When Oracle finally announces a TPC-C benchmark we can all look at if for performance, price, price/performance and performance per watt, or whatever angle we want to look at it.

Let's not lose sight of the fact we are talking about Oracle - and Oracle is priced today per core. While that will have to change for any SPARC processor to be competitive, that's the way we roll today.

Paris - because she might might also believe in a 500W processor...damn that was funny...

VirtualGreg

What else is Larry to do...

IBM just mopped the floor with Sun - see IDC 2Q UNIX revenue data. Larry had to say something! Let's look at the past few Oracle and Sun quarters to shed some light on this...

Oracle to spend more money than Sun on SPARC - Oracle has money, Sun is losing money all the time...tough one there...Oracle can afford to boost R&D, Sun can't. More money for Solaris...ditto. Oracle to tune the stack - I can't believe that's not going on already - heck, the Oracle on Power slide decks I see from IBM showed me that 40 or so people show up for work at Oracle tuning Oracle and AIX together. After all, who won all those database benchmarks including Oracle Apps? Oh yeah, IBM AIX on Power gear.

Oracle with more sales reps than Sun? Really? Goes back to that making money thing...who would have guessed...

If Niagara is the only branch in the family tree (good thing Sun bought Afara) not being hacked off...I guess they better stop calling it a network facing processor - databases were supposed to go on UItraSPARC processors right? Oh yeah...Sun cancelled V and VI and started putting their plastic covers on Fujitsu servers...

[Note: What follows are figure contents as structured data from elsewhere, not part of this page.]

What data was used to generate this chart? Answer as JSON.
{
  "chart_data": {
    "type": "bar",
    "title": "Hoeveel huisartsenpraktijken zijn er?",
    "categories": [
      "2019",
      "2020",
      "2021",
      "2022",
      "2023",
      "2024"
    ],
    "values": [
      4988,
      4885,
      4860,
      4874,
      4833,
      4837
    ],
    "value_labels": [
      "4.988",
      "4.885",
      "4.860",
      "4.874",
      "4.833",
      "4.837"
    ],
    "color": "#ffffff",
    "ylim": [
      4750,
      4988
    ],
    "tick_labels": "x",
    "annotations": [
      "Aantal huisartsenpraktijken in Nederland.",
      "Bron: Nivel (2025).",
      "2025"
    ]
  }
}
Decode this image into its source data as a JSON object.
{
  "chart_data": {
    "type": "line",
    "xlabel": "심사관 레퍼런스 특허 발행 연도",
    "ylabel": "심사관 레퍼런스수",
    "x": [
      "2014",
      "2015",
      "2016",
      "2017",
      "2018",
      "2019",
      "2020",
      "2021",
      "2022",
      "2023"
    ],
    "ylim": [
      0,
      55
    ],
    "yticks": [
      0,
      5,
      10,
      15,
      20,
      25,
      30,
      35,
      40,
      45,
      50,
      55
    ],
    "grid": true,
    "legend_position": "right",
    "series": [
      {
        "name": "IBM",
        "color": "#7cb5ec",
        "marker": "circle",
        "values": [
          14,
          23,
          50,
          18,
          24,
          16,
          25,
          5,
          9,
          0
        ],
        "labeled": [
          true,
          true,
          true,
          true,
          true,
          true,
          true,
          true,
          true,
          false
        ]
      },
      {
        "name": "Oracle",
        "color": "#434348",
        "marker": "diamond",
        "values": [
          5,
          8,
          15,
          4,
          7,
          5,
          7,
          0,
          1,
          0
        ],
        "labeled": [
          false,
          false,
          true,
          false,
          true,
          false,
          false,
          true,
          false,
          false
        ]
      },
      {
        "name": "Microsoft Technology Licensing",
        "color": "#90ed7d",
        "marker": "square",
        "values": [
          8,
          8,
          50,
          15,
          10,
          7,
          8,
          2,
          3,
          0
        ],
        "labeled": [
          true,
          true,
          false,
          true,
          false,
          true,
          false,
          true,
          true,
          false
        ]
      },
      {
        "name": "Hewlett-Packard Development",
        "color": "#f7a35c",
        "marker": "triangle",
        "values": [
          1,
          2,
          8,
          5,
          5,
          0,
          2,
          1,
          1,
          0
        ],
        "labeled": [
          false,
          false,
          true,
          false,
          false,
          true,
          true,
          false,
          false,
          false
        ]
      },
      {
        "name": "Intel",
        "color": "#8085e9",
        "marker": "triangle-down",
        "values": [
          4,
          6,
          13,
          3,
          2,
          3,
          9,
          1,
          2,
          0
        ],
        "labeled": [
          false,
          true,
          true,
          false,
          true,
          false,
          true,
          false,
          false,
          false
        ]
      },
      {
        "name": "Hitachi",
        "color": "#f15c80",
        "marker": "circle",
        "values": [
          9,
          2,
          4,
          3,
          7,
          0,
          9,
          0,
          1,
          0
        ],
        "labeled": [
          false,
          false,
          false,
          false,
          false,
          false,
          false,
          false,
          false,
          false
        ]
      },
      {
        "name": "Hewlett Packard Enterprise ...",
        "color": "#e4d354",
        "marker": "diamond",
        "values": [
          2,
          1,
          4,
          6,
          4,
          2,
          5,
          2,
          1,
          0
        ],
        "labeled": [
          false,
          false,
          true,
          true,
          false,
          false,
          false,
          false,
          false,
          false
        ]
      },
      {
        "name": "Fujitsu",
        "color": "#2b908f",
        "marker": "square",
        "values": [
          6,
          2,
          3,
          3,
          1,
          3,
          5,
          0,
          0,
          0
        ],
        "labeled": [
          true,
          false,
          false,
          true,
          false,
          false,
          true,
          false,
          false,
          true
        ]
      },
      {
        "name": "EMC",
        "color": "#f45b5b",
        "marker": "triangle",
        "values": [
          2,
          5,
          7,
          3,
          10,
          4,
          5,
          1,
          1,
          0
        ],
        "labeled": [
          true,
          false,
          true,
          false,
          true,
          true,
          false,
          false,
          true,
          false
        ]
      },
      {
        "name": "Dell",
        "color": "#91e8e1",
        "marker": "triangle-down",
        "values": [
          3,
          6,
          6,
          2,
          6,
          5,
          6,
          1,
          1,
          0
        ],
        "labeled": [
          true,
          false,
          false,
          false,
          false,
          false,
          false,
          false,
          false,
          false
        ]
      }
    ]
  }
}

Sugar Daddy Larry just put a nice big diamond ring on the thin bony finger of a used up old tramp! As soon as you marry her Larry, take her out on your yacht and push her overboard - act sad and phone your life insurance company! Then, keep the kids you like from her family, but that hardware kid is ugly - put it up for adoption - maybe Fujitsu will feel sorry for it and give it a home!